I agree, though if we’re defining rationality as a preference for better methods, I think we ought to further disambiguate between “a decision theory that will dissolve apparent conflicts between what we currently want our future selves to do and what those future selves actually want to do” and “practical strategies for aligning our future incentives with our current ones”
Suppose someone tells you that they’ll offer you $100 tomorrow and $10,000 today if you make a good-faith effort to prevent yourself from accepting the $100 tomorrow. The best outcome would be to make a genuine attempt to disincentivize yourself from accepting the money tomorrow, but fail and accept the money anyway- however, you can’t actually try and make that happen without violating the terms of the deal.
if your effort to constrain your future self on day one does fail, I don’t think there’s a reasonable decision theory that would argue you should reject the money anyway. On day one, you’re being paid to temporarily adopt preferences misaligned with your preferences on day two. You can try to make that change in preferences permanent, or to build an incentive structure to enforce that preference, or maybe even strike an acausal bargain with your day two self, but if all of that fails, you ought to go ahead and accept the $100.
I think coordination problems are a lot like that. They reward you for adopting preferences genuinely at odds with those you may have later on. And what’s rational according to one set of preferences will be irrational according to another.
In the spirit of posting more on-the-ground impressions of capability: in my fairly simple front-end coding job, I’ve gone in the past year from writing maybe 50% of my code with AI to maybe 90%.

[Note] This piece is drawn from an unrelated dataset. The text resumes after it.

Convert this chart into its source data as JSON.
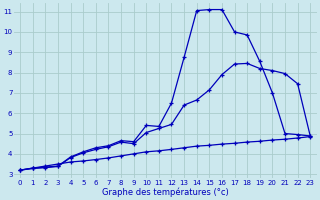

My job the past couple of months has been this: attending meetings to work out project requirements, breaking those requirements into a more specific sequence of tasks for the AI- often just three or four prompts with a couple of paragraphs of explanation each- then running through those in Cursor, reviewing the changes and making usually pretty minor edits, then testing- which almost never reveals errors introduced by the AI itself in recent weeks- and finally pushing out the code to repos.
Most of the edits I make have to do with the models’ reluctance to delete code- so, for example, if a block of code in function A needs to be moved into its own function so that functions B and C can call it, the AI will often just repeat the code block in B and C so that it doesn’t have to delete anything in A. It also sometimes comes up with strange excuses to avoid deleting code that’s become superfluous.

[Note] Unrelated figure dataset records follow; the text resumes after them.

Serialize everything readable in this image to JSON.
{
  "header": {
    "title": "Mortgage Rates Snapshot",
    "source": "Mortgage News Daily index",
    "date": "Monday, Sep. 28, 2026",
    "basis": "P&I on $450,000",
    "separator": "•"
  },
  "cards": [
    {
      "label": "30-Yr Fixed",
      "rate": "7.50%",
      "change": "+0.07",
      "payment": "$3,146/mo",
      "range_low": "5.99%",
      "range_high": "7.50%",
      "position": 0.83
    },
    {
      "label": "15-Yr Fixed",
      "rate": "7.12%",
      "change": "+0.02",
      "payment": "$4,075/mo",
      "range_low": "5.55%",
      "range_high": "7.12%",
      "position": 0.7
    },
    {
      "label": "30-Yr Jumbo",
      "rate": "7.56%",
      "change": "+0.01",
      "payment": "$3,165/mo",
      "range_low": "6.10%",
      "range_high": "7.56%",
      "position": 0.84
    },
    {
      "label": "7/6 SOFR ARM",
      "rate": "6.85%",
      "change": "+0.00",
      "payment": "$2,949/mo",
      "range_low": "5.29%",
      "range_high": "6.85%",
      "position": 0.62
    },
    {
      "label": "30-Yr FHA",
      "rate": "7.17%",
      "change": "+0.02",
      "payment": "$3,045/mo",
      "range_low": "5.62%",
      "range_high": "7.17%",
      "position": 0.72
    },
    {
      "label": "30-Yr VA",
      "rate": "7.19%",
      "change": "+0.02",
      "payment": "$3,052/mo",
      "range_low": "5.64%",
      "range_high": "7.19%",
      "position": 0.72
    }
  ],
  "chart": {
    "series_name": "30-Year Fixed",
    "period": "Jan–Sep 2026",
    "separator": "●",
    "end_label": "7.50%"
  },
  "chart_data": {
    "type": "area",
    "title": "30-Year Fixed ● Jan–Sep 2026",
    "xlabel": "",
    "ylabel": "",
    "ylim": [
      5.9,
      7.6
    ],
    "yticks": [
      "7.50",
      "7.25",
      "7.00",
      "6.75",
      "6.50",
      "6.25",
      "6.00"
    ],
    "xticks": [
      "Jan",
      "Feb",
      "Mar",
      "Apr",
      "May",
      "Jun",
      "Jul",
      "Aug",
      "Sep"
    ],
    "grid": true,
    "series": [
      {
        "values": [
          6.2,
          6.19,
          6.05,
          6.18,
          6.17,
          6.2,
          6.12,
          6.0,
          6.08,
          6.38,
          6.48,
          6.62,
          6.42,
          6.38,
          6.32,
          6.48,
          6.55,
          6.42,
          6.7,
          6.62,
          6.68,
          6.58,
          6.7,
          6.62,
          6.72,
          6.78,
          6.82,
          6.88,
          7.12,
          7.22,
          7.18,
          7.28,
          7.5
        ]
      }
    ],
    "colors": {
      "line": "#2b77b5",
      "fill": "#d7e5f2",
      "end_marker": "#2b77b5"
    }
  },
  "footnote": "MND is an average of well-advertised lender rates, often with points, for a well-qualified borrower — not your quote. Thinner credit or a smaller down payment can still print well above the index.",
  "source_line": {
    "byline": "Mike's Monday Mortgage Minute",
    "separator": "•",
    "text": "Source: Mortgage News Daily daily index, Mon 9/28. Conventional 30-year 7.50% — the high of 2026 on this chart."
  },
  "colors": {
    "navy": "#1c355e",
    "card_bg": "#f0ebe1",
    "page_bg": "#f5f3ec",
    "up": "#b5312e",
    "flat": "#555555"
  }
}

The models also occasionally have an issue where they’ll add fallbacks to prevent functions from returning an error even when they really should return an error, such as when a critical API call returns bad data.

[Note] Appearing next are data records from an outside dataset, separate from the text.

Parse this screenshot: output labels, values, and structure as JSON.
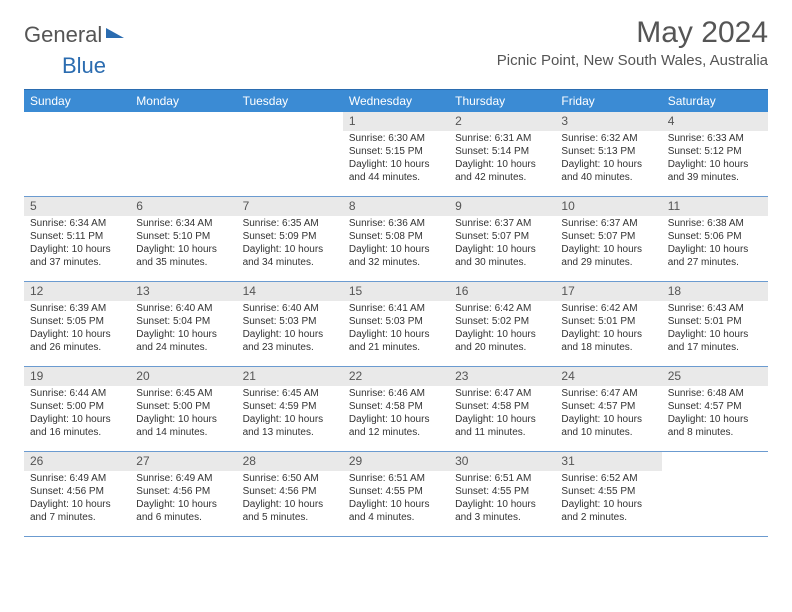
{
  "brand": {
    "part1": "General",
    "part2": "Blue"
  },
  "title": "May 2024",
  "location": "Picnic Point, New South Wales, Australia",
  "colors": {
    "header_bg": "#3b8bd4",
    "header_text": "#ffffff",
    "daynum_bg": "#e9e9e9",
    "border": "#6b9bd0",
    "text": "#333333",
    "brand_gray": "#555555",
    "brand_blue": "#2b6cb0"
  },
  "day_labels": [
    "Sunday",
    "Monday",
    "Tuesday",
    "Wednesday",
    "Thursday",
    "Friday",
    "Saturday"
  ],
  "weeks": [
    [
      null,
      null,
      null,
      {
        "n": "1",
        "sr": "6:30 AM",
        "ss": "5:15 PM",
        "dl": "10 hours and 44 minutes."
      },
      {
        "n": "2",
        "sr": "6:31 AM",
        "ss": "5:14 PM",
        "dl": "10 hours and 42 minutes."
      },
      {
        "n": "3",
        "sr": "6:32 AM",
        "ss": "5:13 PM",
        "dl": "10 hours and 40 minutes."
      },
      {
        "n": "4",
        "sr": "6:33 AM",
        "ss": "5:12 PM",
        "dl": "10 hours and 39 minutes."
      }
    ],
    [
      {
        "n": "5",
        "sr": "6:34 AM",
        "ss": "5:11 PM",
        "dl": "10 hours and 37 minutes."
      },
      {
        "n": "6",
        "sr": "6:34 AM",
        "ss": "5:10 PM",
        "dl": "10 hours and 35 minutes."
      },
      {
        "n": "7",
        "sr": "6:35 AM",
        "ss": "5:09 PM",
        "dl": "10 hours and 34 minutes."
      },
      {
        "n": "8",
        "sr": "6:36 AM",
        "ss": "5:08 PM",
        "dl": "10 hours and 32 minutes."
      },
      {
        "n": "9",
        "sr": "6:37 AM",
        "ss": "5:07 PM",
        "dl": "10 hours and 30 minutes."
      },
      {
        "n": "10",
        "sr": "6:37 AM",
        "ss": "5:07 PM",
        "dl": "10 hours and 29 minutes."
      },
      {
        "n": "11",
        "sr": "6:38 AM",
        "ss": "5:06 PM",
        "dl": "10 hours and 27 minutes."
      }
    ],
    [
      {
        "n": "12",
        "sr": "6:39 AM",
        "ss": "5:05 PM",
        "dl": "10 hours and 26 minutes."
      },
      {
        "n": "13",
        "sr": "6:40 AM",
        "ss": "5:04 PM",
        "dl": "10 hours and 24 minutes."
      },
      {
        "n": "14",
        "sr": "6:40 AM",
        "ss": "5:03 PM",
        "dl": "10 hours and 23 minutes."
      },
      {
        "n": "15",
        "sr": "6:41 AM",
        "ss": "5:03 PM",
        "dl": "10 hours and 21 minutes."
      },
      {
        "n": "16",
        "sr": "6:42 AM",
        "ss": "5:02 PM",
        "dl": "10 hours and 20 minutes."
      },
      {
        "n": "17",
        "sr": "6:42 AM",
        "ss": "5:01 PM",
        "dl": "10 hours and 18 minutes."
      },
      {
        "n": "18",
        "sr": "6:43 AM",
        "ss": "5:01 PM",
        "dl": "10 hours and 17 minutes."
      }
    ],
    [
      {
        "n": "19",
        "sr": "6:44 AM",
        "ss": "5:00 PM",
        "dl": "10 hours and 16 minutes."
      },
      {
        "n": "20",
        "sr": "6:45 AM",
        "ss": "5:00 PM",
        "dl": "10 hours and 14 minutes."
      },
      {
        "n": "21",
        "sr": "6:45 AM",
        "ss": "4:59 PM",
        "dl": "10 hours and 13 minutes."
      },
      {
        "n": "22",
        "sr": "6:46 AM",
        "ss": "4:58 PM",
        "dl": "10 hours and 12 minutes."
      },
      {
        "n": "23",
        "sr": "6:47 AM",
        "ss": "4:58 PM",
        "dl": "10 hours and 11 minutes."
      },
      {
        "n": "24",
        "sr": "6:47 AM",
        "ss": "4:57 PM",
        "dl": "10 hours and 10 minutes."
      },
      {
        "n": "25",
        "sr": "6:48 AM",
        "ss": "4:57 PM",
        "dl": "10 hours and 8 minutes."
      }
    ],
    [
      {
        "n": "26",
        "sr": "6:49 AM",
        "ss": "4:56 PM",
        "dl": "10 hours and 7 minutes."
      },
      {
        "n": "27",
        "sr": "6:49 AM",
        "ss": "4:56 PM",
        "dl": "10 hours and 6 minutes."
      },
      {
        "n": "28",
        "sr": "6:50 AM",
        "ss": "4:56 PM",
        "dl": "10 hours and 5 minutes."
      },
      {
        "n": "29",
        "sr": "6:51 AM",
        "ss": "4:55 PM",
        "dl": "10 hours and 4 minutes."
      },
      {
        "n": "30",
        "sr": "6:51 AM",
        "ss": "4:55 PM",
        "dl": "10 hours and 3 minutes."
      },
      {
        "n": "31",
        "sr": "6:52 AM",
        "ss": "4:55 PM",
        "dl": "10 hours and 2 minutes."
      },
      null
    ]
  ],
  "labels": {
    "sunrise": "Sunrise: ",
    "sunset": "Sunset: ",
    "daylight": "Daylight: "
  }
}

So, in a way, the main bottleneck to the AI doing everything one-shot at this point seems to be alignment rather than capability- the models were trained to avoid errors and avoid deleting code, and they care more about those than producing good codebases. Though, that said, these issues almost never actually produce bugs, and dealing with them is arguably more stylistic than functional.
In my department, I think all of the other developers are using AI in the same way- judging by how the style of the code they’ve been deploying has changed recently- but nobody talks about it. It’s treated almost like an embarrassing open secret, like people watching YouTube videos while on the clock, and I think everyone’s afraid that if the project managers ever get a clear picture of how much the developers are acting like PMs for AI, the business will start cutting jobs.